AWS Machine Learning Blog
A personalized ‘shop-by-style’ experience using PyTorch on Amazon SageMaker and Amazon Neptune
Remember the screech of the dial-up and plain-text websites? It was in that era that the Amazon.com website launched in the summer of 1995.
Like the rest of the web, Amazon.com has gone through a digital experience makeover that includes slick web controls, rich media, multi-channel support, and intelligent content placement.
Nonetheless, there are certain aspects of the experience that have remained relatively constant. Navigation for an online shopping experience still includes running searches, following recommendations, and textual navigation. However, with the democratization of IoT and AI, this is the moment for innovators to change the status quo.
Amazon, true to its culture of continuous innovation, has been experimenting with creating new customer experiences. Products like Echo Look use machine learning (ML) to allow a customer to ask “Alexa, how do I look?” Then Alexa gives you real-time feedback on your outfit, and you receive smart, specific, and fun styling advice.
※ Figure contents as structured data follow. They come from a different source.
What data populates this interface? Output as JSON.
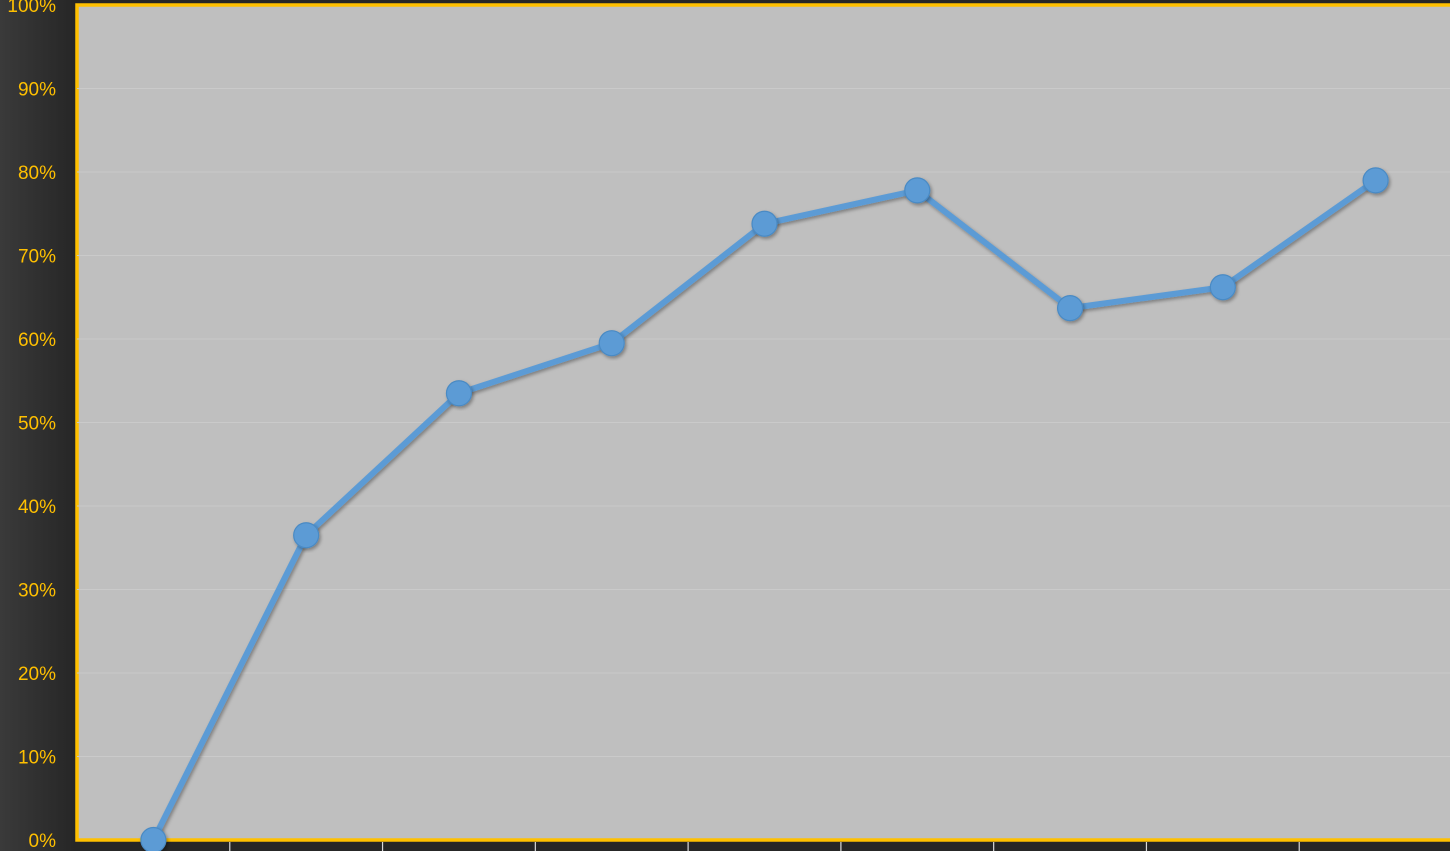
{
  "chart_data": {
    "type": "line",
    "x": [
      1,
      2,
      3,
      4,
      5,
      6,
      7,
      8,
      9
    ],
    "series": [
      {
        "values": [
          0.0,
          36.5,
          53.5,
          59.5,
          73.8,
          77.8,
          63.7,
          66.2,
          79.0
        ]
      }
    ],
    "ylim": [
      0,
      100
    ],
    "y_ticks": [
      "0%",
      "10%",
      "20%",
      "30%",
      "40%",
      "50%",
      "60%",
      "70%",
      "80%",
      "90%",
      "100%"
    ],
    "grid": true,
    "legend": "none"
  },
  "colors": {
    "plot_background": "#bfbfbf",
    "plot_border": "#ffc000",
    "axis_text": "#ffc000",
    "line": "#5b9bd5",
    "marker": "#5b9bd5",
    "gridline": "#cacaca"
  }
}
In this blog post, I’ll show you how easy it is to create a shop-by-style experience. I’ll introduce you to AWS services that can put you on the right path for rapid experimentation and innovation of new customer experiences.
To demonstrate the shop-by-style experience, we’re going to use the product catalog from Zappos.com. The catalog consists of a variety of footwear from a large selection of brands that include shoes, boots, and sandals of various types.
Footwear is a great example of where a shop-by-style experience could be helpful. If you’re like me, you don’t know exactly what you’re looking for when you walk into a shoe store. Maybe you have some general preferences like color or a brand’s signature style, so you gravitate to specific selections on the shoe rack.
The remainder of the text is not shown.